The solution? Completely redesign and rebuild the coupler as one component that connects the front end of the motor to the gearbox. “We drew it up, I gave it to Mark, he banged it out on his CAD system and handed it to our machine shop guys. We welded it in place and since then, it's never been a problem.”

The most pervasive issue when it comes to maintenance is the dust that results from dry-cutting the ingot beams. The dust naturally migrates to the bottom of the machines, but the constant back and forth Z motions also spread it to each corner and everywhere in between. The dust settles against servo motors. It knocks out switches. It creates maintenance headaches with anything less than constant upkeep.

The solution was a centralized dust-collection system, but that alone was not enough.

The dust found its way into the machines’ steel way covers — into the accordion-shaped folds that trapped dust between each layer. Mr. Lance removed and replaced the steel covers with plastic covers made from common plastic tarps that he buys from his local hardware store. He hand-ties them together and installs them to the machine with tek screws. It costs next to nothing.

50 Parts to 500

“Walk with me,” Mr. Zavala says as we head across the shop floor toward an HS2. “The more I load up that spindle, the better it is for me, the better it is for the company, and the better it is for all of my guys. We can load a machine and walk away and do something else. Instead of having a tombstone come out every five minutes, ours stay in for hours.”

Mr. Zavala manages the five HMCs like a conductor, moving machine components between them to ensure that his philosophy — “the spindle needs to run” — rules the day. Any machine scheduled to run that has room for one more job is loaded with jaws out of an idle machine to max its capacity. It is not a groundbreaking strategy, Mr. Zavala says, it is a mindset. “So what happens?” he asks rhetorically. “By doing that over time, you become very flexible.
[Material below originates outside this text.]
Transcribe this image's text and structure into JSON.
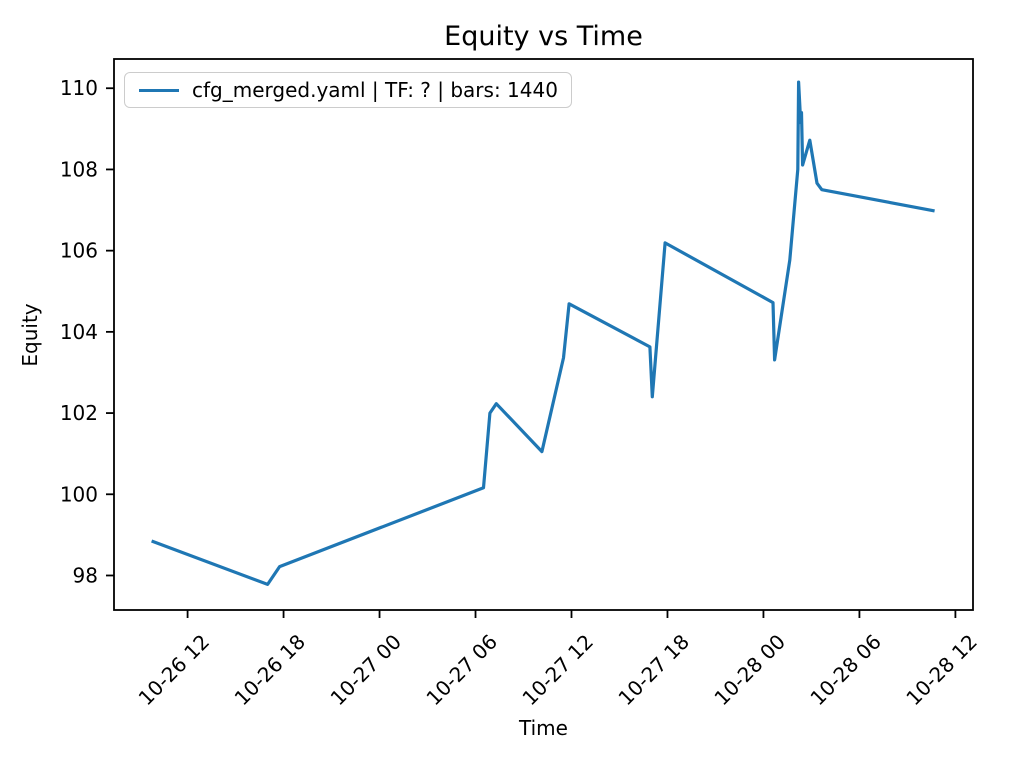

You maintain balance.”

The precision needed to maintain parallel dimensions on the ingot beam grooves requires minimal deviation between the cutting tool diameters. The grooves cut into each beam need to stay within a couple of thousands of an inch parallel to each other, a fact that disallows the use of multiple inserts on any given cutting tool. Even minimal wear on one insert will result in variances outside of tolerance when a new insert is used. Instead, Mr. Zavala says that insert diameters need to be constantly measured and touched up to maintain consistency.

“If have to replace a tool, as soon as the machine stops, I jump right in, measure, get the offset numbers, touch off the end mill, pop it back in and keep it going,” he says. “Usually a tool change takes only three or four minutes and that's it. While my guy is loading the tombstone, I've already got the tool in, touched off and ready to run.”

Without betraying Mr. Shumaker’s age, it should be noted that he was well into the middle phase of his professional career when he attended his first CNC machining class. Over the course of 10 years, he has not only learned to program CNC machines and design custom tools for Valtech’s unique product, but also to look for efficiencies across the entire chain of operations for the company’s shop.

When Mr. Zavala noticed that the tool that cut the finish radius on one of the larger beams was only lasting 100 cycles inside the spindle, Mr. Shumaker modified the mold to make the part more compact. The result is that, with less material to cut, the cutter now lasts up to 140 cycles. Overall production efficiency also has drastically improved, from 50% first-pass quality to 95%. Staffing has gone from 30 employees to 20 as the number of HMCs has increased, all while the company has gone from making 50 different parts numbers per year to 500.

Mr. Shumaker and Valtech CEO Bob Girard believe that the potential exists to increase machining operations, which currently represent about 25% of the company’s bottom line, to a broader range of products and a more significant source of business.

“When we started to look at the results at the beginning of our machining experience, it was a ‘wow’ moment,” Mr. Girard says. “It changed the entire yield perspective for us overnight in a very competitive niche market. And the fact that we're able to do so much with so few people is one of the secrets to our being able to compete and win.”